Host: David Beckemeyer
Guests: Dr. Sheila Jasanoff (Harvard Kennedy School), Dan Behrman (Activist/Author)
Date: June 10, 2026
Episode Focus: Examining what happens when the state’s moral legitimacy erodes, how trust underpins governance, and why the loss of credible authority threatens social order.
This episode delves into America’s crisis of trust in political institutions and media, sparked by reactions to a high-profile event: a shooting at the White House Correspondents’ Dinner. Using this case and historical standoffs (such as Bundy Ranch and Malheur), the show interrogates what happens when citizens stop believing in the state’s moral and factual authority. Through expert discussion and real-world examples, host David Beckemeyer explores how legitimacy erodes—and why a shared reality is essential to civil society.
On the primacy of trust:
“Facts don't come first, trust does. We only agree on what happened after we've already agreed on who gets to decide.”
— David Beckemeyer, 03:19
On legislating morality through the mundane:
“Of course you can and do legislate morality…does legislation help cement the morality such that people have a better sense of order? They understand, you know, these are the rules.”
— Dr. Sheila Jasanoff, 08:18
On the fragility of state power:
“If we all just said, hey, we don’t like this government, we don’t want to deal with it anymore, they would cease to exist.”
— Dan Behrman, 19:09
On the depth of institutional crisis:
“We're living in a world now when we're basically saying there's no jury and there's no judge and there's no inspector general… nobody at the end of the day, who is dispassionate enough for us to trust them to get the last word.”
— Dr. Sheila Jasanoff, 13:00
On the uncharted territory of a planetary social contract:
“So I think we're living through this phase where we're, in effect, having to think about a planetary social contract, and that is very uncomfortable.”

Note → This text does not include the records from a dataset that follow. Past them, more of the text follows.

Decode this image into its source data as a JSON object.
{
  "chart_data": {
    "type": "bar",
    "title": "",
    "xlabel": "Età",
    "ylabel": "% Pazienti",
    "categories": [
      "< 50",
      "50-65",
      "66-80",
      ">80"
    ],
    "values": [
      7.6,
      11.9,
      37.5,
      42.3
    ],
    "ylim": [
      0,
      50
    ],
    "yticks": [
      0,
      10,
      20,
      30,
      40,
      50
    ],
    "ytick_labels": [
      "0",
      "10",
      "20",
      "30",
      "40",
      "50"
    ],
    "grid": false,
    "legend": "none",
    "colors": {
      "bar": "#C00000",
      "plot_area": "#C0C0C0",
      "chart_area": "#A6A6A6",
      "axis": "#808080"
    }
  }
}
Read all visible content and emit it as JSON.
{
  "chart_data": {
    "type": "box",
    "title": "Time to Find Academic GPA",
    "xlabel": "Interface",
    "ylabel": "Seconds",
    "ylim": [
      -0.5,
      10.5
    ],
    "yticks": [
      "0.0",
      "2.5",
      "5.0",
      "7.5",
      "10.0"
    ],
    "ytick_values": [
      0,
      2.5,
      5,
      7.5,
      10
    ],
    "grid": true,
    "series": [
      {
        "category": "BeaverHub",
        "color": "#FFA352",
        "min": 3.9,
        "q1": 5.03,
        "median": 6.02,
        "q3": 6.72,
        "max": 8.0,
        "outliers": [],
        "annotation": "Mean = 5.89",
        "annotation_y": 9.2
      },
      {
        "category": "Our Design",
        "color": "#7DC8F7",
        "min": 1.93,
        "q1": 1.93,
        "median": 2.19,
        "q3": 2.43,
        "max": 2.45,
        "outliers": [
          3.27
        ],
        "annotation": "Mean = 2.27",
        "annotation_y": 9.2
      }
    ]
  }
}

— Dr. Sheila Jasanoff, 17:10
Defining the new governance crisis:
“At a certain point, the lie stops being a lie and becomes a governing style. The goal isn't to persuade. It's to build an alternative reality durable enough that the original one stops mattering.”
— David Beckemeyer, 20:50
The conversation is inquisitive, urgent, and poignant—balancing intellectual analysis with sobering real-world examples. There’s a sense of both warning and consideration for ways forward, encouraging listeners to become more conscious and discerning participants in civic life.
This episode contends that America’s political crisis is less about disagreement and more about the collapse of shared reality and trust in institutions. Legitimacy, not law or force, is the core of stable governance—and its loss leads to fragmentation, conspiracy theories, and, ultimately, societal breakdown. The challenge ahead is to forge new mechanisms of trust and a revitalized social contract suited to our complex, interconnected world.